Sonst wird das nichts mit der automatischen Nachlaufkorrektur. Die tanzt dann nur in der Gegend herum weil der Materialfluss beim Feindosieren nicht immer derselbe ist.
Das Schliessen des Schiebers bei Feindosierung muss nicht kontinuierlich erfolgen. Ab dem errechneten Vorabschaltpunkt wird sofort komplett geschlossen.

peter(R)


----------



## peter(R) (23 August 2018)

Soll das Ganze dann verkauft werden muss ja die Wiegerei sogar eichfähig sein !
peter(R)


----------



## JesperMP (23 August 2018)

peter(R) schrieb:


> Ich mache das mit einer Schrittkette mit den Schritten:
> Start
> Tarawert ermitteln
> Tarierten sollwert berechnen ( Zielwert der Waage - berücksichtigung Vorabschaltung)
> ...


Genau so mache ich es auch.
Dazu überwache ich den Grösse von der Nachlauf.
Wenn mehr als ein erste Grenzwert, dann Warnung "Dosierung checken/überwachen".
Wenn mehr als ein zweite Grenzwert, dann Alarm "Nachlauf zu gross.
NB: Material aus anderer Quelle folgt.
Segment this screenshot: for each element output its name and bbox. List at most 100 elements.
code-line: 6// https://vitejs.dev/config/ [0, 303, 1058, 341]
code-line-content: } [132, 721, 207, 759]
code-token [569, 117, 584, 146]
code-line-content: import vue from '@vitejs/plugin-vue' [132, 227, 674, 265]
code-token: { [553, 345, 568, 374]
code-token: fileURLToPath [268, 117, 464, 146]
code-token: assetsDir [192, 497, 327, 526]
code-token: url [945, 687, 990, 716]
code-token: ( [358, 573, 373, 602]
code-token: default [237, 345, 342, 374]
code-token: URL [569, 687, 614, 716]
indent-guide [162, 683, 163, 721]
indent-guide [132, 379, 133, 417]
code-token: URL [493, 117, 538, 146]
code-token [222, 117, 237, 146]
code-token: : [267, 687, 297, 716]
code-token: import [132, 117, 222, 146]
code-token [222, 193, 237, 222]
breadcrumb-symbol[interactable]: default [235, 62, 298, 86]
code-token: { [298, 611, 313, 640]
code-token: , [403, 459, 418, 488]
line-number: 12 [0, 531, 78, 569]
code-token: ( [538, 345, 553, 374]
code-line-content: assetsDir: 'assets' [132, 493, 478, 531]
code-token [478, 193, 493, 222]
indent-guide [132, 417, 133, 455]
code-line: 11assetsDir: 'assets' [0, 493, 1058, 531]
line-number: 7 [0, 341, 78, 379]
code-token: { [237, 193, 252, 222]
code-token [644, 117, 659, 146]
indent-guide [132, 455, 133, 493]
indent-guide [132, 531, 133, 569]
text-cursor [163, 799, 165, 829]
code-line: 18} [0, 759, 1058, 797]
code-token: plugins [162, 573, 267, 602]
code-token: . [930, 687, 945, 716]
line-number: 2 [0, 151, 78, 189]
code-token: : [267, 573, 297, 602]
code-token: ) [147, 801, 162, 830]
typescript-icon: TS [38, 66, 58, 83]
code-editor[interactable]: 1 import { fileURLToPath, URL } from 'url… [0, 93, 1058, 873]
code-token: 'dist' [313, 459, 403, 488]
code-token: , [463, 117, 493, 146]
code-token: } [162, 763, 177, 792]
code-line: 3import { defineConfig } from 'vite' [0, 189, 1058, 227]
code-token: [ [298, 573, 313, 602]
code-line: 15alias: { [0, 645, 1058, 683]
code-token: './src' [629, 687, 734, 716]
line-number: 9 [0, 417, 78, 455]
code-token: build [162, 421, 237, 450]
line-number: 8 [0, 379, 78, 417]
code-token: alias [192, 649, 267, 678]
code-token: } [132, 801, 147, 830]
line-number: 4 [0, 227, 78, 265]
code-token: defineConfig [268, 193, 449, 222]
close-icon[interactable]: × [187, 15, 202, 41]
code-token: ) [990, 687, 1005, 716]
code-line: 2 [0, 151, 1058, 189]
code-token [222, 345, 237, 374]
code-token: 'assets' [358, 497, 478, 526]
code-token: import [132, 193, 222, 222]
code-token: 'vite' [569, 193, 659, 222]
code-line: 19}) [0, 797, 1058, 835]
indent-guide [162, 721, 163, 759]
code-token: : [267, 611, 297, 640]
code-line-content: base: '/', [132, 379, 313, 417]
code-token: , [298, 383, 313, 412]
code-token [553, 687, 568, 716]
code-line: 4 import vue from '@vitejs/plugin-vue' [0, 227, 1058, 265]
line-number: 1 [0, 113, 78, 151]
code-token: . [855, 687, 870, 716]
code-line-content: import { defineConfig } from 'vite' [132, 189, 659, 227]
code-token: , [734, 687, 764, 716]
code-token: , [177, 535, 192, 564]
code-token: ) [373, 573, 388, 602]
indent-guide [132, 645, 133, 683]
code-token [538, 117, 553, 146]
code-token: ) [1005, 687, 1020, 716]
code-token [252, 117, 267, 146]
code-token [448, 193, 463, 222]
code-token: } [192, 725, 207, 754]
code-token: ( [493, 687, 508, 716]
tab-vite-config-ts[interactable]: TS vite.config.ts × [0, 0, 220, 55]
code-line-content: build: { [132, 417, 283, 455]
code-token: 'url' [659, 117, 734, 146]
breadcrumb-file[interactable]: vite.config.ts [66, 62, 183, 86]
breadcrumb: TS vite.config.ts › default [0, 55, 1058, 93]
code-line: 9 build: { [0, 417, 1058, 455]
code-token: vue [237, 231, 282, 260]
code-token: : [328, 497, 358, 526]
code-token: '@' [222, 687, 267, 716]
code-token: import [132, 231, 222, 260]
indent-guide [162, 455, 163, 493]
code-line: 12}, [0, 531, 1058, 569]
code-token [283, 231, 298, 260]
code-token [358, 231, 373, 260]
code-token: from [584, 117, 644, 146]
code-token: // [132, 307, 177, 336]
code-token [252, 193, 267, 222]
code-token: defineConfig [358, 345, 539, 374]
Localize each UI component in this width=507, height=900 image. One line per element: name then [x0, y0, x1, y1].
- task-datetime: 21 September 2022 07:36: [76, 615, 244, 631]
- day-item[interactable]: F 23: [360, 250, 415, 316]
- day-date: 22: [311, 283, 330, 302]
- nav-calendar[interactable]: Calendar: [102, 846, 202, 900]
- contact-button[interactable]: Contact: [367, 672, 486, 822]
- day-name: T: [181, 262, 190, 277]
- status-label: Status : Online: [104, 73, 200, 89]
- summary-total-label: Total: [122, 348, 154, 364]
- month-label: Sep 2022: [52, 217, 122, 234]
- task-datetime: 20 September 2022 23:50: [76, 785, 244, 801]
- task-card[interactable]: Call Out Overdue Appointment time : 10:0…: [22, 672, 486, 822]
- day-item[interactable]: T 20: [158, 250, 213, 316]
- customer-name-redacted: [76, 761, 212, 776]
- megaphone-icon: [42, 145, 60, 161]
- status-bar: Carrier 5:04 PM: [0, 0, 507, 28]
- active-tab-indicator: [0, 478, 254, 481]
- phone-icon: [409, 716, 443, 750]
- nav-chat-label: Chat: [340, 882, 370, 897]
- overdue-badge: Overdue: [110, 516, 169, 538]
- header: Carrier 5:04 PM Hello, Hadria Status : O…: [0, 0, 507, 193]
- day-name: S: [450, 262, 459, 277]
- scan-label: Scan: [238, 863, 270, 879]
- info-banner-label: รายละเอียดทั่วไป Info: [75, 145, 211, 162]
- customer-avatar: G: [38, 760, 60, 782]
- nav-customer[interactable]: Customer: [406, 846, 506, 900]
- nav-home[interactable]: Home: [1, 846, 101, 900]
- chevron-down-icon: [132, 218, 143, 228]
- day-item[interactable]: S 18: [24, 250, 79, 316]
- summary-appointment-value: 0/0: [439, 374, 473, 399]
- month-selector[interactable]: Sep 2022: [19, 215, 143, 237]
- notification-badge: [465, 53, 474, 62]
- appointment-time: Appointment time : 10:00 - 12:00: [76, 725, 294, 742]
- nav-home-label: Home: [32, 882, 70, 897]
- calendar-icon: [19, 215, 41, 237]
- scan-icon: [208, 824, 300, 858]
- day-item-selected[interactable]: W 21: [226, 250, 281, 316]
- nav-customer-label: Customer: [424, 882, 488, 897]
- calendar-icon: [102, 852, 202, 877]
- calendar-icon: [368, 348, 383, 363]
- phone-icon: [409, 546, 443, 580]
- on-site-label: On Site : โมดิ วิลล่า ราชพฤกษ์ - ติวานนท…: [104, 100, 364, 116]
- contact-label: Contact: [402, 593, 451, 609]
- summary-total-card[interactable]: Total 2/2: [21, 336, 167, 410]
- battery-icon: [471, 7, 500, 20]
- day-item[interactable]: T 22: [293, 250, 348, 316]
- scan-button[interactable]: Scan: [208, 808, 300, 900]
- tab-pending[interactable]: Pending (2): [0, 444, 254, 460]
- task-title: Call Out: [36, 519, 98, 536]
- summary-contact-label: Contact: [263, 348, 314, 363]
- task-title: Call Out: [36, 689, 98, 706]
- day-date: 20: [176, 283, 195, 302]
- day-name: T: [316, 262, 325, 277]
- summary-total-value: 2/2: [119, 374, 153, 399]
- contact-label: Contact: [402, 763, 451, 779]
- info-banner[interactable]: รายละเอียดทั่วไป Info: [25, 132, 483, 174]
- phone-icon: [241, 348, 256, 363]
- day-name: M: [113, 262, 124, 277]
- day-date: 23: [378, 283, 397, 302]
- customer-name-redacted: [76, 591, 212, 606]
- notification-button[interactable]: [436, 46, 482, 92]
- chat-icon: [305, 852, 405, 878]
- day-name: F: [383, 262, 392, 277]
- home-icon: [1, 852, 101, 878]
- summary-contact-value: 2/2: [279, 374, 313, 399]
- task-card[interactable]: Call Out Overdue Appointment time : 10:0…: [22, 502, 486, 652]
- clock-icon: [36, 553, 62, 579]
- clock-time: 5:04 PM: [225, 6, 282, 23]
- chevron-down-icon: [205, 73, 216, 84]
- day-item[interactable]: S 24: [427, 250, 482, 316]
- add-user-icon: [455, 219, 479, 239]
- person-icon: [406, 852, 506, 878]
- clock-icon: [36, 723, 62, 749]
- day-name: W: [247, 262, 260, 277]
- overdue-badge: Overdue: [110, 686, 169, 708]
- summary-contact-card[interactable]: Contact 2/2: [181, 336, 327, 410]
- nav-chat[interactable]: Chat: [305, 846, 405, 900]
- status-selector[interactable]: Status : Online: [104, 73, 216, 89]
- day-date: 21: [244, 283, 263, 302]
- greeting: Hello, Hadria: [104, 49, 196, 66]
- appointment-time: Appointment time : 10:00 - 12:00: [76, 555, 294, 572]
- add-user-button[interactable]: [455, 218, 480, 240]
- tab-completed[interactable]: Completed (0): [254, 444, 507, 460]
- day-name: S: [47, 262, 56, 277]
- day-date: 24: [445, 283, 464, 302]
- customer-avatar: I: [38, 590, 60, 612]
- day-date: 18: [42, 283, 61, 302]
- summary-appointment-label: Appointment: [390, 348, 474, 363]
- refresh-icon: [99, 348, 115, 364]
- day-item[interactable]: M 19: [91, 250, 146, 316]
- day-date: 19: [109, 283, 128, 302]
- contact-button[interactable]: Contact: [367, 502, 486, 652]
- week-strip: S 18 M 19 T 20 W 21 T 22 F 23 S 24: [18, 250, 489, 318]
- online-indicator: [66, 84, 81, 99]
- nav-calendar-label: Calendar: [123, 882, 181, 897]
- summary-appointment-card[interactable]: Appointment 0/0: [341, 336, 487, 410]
Dosierung ausserhalb von Toleranzen", und Stop von den nächste Wiegevorgang.


----------



## JesperMP (23 August 2018)

peter(R) schrieb:


> Soll das Ganze dann verkauft werden muss ja die Wiegerei sogar eichfähig sein !


Du meinst wenn den gewiegten Material verkauft wird, und den berechnete Nutzwert von Material in den Faktura verwendet wird.
In den Fall muss man den ganze Wiegeautomatik eichen können, und danach plombieren.
Das bedeutet, kein selbsterstellte Wiegeprogramm. Die fix-und-fertige Waagen die man für Abrechnungen verwendet kann/darf man nicht manipulieren. Selbst Siemens Siwarex Module kann man plombieren, und man muss die Biblioteksbausteine von Siemens verwenden.


----------



## peter(R) (23 August 2018)

@ JesperMP
Nachlauf wird bei mir in 2 Stufen überwacht.
1. Nach der Waagenberuhigung wird der aktuelle Nachlauf erfasst und ein neuer Nachlauf für die nächste Mischung errechnet
2. Bei Toleranzüberwachung wird der aktuelle Wert in einem vorgegebenen Fenster ( + - Toleranz ) in % des Sollwertes geprüft. Liegt der Istwert ausserhalb des Fensters 
muss diese Dosierung erst quittiert ( weitermachen) oder abgebrochen (Sprung zu ENDE) werden.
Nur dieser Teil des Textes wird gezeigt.